3. Hidden side effects. Without references, when calling a
function it's immediately obvious if argument values can
be modified -- if there is an '&' (or an array is used),
then the argument might be modified, otherwise it can't
be. With references, any lvalue argument is potentially
modifiable; the only way to know is check the function
prototype. Frequency: high. Downside: additional effort
spent in program development. Cost: extra work on every
function call gives significant cost.

Summary:

In C++, the justification for references usually involves
struct's or class'es with member functions, and perhaps
the additional rules related to type conversions in the
presense of C++ 'base'/'derived' types.

In C, these factors simply aren't present. References
add essentially no additional semantic power, and bring
with them a significant burden.

In C it would allow to avoid the famous "array decay" problem where
arrays are converted into pointers. Using references this works as expected:

[snip code example]

The same thing can be done with a pointer to array.

Other advantages are that you can be sure that they point always
to the same object,

The same thing is true of a pointer of type 'T *const'.

and that they are not NULL. This improves safety of
programs

I agree that preventing dereferences of null pointers can
improve program safety, but there are other and better
ways to do that than changing the language definition.

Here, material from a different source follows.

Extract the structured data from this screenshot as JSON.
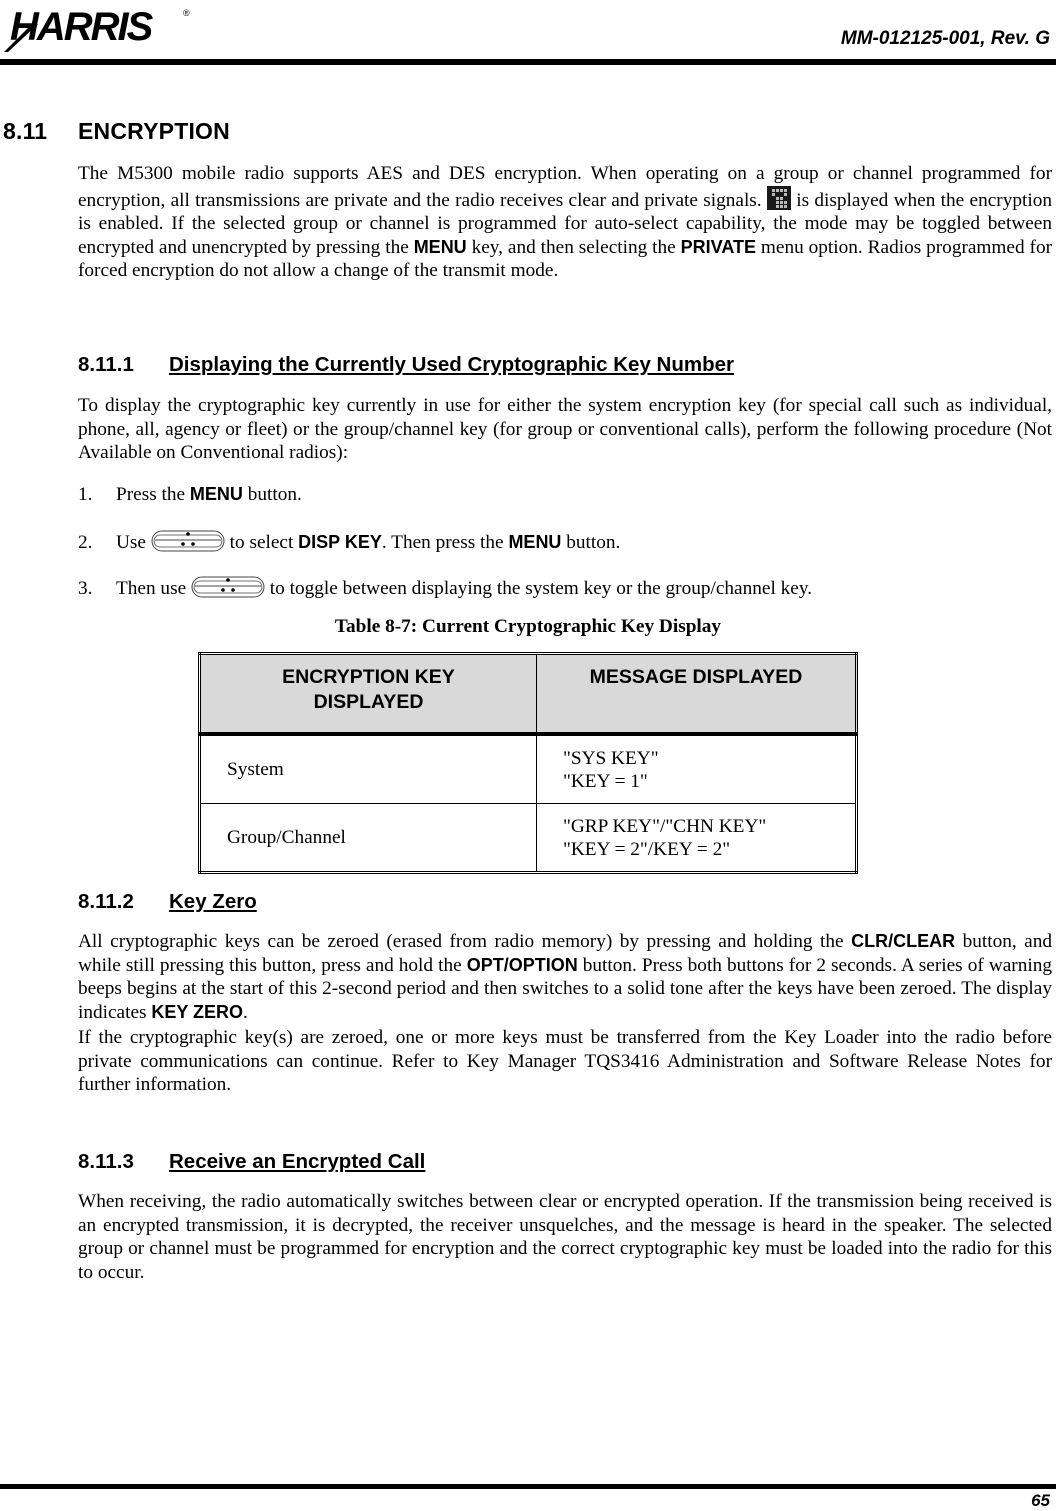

You have greatly exaggerated the completely minor problems of learning
by newcomers,

I don't see any reason to expect adding references to C would make
learning the language easier, and in fact quite the contrary - if
the language is bigger it's natural to expect that learning the
language will be harder and take longer.

Also, your listings of positive points disregards the potential
risks and negatives, which in my judgment (as outlined above)
clearly outweigh the positives.

and minimized the safety improvements to the language.

I quite appreciate the value of safer programs; I simply have
a different judgment about whether this aspect belongs in the
language definition or is better done using other tools.

More generally, if you want to be successful in advocating
changes to the C language, it's important to hear and appreciate
the opinions and judgments of other people, even when -- or
especially when -- they don't agree with your own.